Оксана решила переговорить с невесткой, женой второго сына, но домой бы та её не пустила. А на улице хочет-не хочет, а выслушает. Она села на лавке у подъезда с самого утра, прикинув, что той надо выйти из дома в детский сад с дочкой не позднее половины восьмого, чтобы не опоздать к восьми на работу.
Настя, выйдя из подъезда и увидев свекровь на лавке, аж дар речи потеряла. Только рот раскрыла и воздух начала хватать.
— Насть, прости меня, пожалуйста, — первым делом проговорила Оксана, чтобы та орать сразу не начала.
Невестка, схватив за руку дочку, которой и двух лет ещё не было, чуть не бегом молча пробежала мимо Оксаны.
Мариночка испуганно оглянулась на бабушку и только успевала перебирать маленькими ножками, чтобы успеть за матерью.
— Насть, я провожу вас, ладно? — поднялась Оксана и последовала за ними. Настя только плечами передёрнула, но даже не оглянулась. — Насть, ну, прости меня! Если мы не помиримся, Загит меня бросит! — в отчаянии проговорила Оксана, но Настя только молча подхватила на руки дочь и бегом помчалась прочь.
* * *
Святославль.
Настя никак не могла прийти в себя. Сердце бешено колотилось. Она оглянулась, заходя в калитку детского садика, но свекровь не стала её преследовать. Даже, странно. Что там она сказала про Загита? Бросит ее? Давно пора!
Проводив малышку в группу, Настя озабоченно развешивала детские вещи в шкафчике, не в силах отвлечься от утренней сцены. Что же теперь будет? Бедный Загит, довела его таки, ведьма! Руслан рассказывал, как он мать любит. Настя очень уважала Загита и никогда не могла понять, что он нашёл в такой мегере, как свекруха.
И Руслан, несмотря ни на что, очень любит родителей…
А Загит как же? У него такая работа опасная! — испугалась Настя. — А вдруг, с ним что-то нехорошее случится во время тушения пожара? Не о том думать же будет… И всё из-за того, что я Оксану не простила и он с ней расстался…
Чёрт с ней! — мысленно сдалась Настя. — Поставлю ей жёсткие условия не лезть в нашу жизнь. Если будет общаться по-человечески, пусть общается. Руслан только счастлив будет… А если снова какой скандал устроит, то все на этом. И перед Загитом тогда стыдно не будет уже совсем, и перед мужем.
* * *
В университете всех разговоров было о работе на камволке. Парни прикидывали, сколько им нужно человек, чтобы в сроки уложиться.
— Вы про Мартина не забудьте, он же тоже просился, — напомнил им я.

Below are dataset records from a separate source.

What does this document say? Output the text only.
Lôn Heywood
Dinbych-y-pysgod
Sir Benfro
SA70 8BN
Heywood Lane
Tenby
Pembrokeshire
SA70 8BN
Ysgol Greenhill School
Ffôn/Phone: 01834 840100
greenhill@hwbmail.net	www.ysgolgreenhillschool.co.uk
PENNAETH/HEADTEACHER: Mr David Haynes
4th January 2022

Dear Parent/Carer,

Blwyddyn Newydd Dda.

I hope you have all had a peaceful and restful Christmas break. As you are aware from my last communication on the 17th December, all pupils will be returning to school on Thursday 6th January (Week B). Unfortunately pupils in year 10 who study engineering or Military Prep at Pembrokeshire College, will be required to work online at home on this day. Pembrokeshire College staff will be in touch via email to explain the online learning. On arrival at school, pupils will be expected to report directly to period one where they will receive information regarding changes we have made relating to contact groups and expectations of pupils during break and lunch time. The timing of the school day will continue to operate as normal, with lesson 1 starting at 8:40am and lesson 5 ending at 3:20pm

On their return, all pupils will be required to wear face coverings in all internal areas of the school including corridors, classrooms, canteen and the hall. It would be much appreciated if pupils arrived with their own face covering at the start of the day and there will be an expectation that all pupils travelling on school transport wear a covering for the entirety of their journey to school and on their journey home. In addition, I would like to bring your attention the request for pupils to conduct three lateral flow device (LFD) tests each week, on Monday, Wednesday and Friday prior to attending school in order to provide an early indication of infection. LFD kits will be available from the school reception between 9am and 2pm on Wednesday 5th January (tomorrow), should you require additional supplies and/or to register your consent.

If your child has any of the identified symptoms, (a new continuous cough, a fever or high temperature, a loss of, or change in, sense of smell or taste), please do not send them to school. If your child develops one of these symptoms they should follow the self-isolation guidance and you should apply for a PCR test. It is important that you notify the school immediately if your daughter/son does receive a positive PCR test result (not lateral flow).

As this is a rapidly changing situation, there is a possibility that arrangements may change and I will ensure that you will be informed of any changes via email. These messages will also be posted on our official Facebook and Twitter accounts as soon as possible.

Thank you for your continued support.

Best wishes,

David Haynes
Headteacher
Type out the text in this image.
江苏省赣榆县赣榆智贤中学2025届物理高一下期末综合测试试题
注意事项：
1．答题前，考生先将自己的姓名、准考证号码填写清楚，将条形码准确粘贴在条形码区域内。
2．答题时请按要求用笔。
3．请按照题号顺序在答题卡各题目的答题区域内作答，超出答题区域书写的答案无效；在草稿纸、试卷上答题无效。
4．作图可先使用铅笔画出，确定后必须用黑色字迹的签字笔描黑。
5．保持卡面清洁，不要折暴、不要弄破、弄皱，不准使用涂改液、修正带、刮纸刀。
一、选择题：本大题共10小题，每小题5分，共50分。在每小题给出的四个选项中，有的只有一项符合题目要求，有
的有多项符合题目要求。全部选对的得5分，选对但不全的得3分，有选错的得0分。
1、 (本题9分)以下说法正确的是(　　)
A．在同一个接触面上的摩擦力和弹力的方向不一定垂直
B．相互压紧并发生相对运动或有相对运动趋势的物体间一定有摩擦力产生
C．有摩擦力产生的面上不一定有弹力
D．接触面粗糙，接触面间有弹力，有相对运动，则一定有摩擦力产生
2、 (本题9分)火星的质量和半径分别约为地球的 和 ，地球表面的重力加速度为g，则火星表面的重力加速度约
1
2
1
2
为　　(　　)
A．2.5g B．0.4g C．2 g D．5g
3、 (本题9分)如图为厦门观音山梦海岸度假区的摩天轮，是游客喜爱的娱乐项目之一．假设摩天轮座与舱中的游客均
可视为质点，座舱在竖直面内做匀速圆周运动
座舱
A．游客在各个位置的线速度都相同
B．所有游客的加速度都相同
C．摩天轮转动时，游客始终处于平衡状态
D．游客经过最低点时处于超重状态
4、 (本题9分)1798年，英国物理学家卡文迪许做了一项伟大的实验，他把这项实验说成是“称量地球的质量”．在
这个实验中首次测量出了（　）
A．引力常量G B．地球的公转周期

Во время перерыва сбегал и позвонил начальнику Ивана в институт археологии. Думал, придётся долго объяснять, кто и от кого, но он перебил меня, только я открыл рот и сказал про Ивана Алдонина.
— Здравствуйте, здравствуйте. Иван мне уже рассказал про вашу задачу. Надо предметно поговорить. Вы можете подъехать ко мне?
— Конечно, Николай Анатольевич, с удовольствием, — обрадовался я.
Он рассказал, куда подъехать и как его найти. Договорились, что во второй половине дня я сегодня у него.
* * *
Москва. МГУ. Кабинет Гаврилиной.
— Разрешите, Эмма Эдуардовна? — просунул в дверь голову Хуберт Майер.
Немец разнервничался, узнав о вызове к замдекану. Как правило, повод был обычно не самый лучший, когда вот так вызывали. То кто-то из немецких студентов какие-то глупости сделает, и надо с ним разбираться, то нагрузят какой-нибудь общественной работой к тому или иному празднику, которой часто приходится самому и заниматься, если не удастся ни на кого ее свалить.
— Проходи, Хуберт.
— Вызывали? — сделал он шаг вперед, напряжённо всматриваясь в лицо замдекана.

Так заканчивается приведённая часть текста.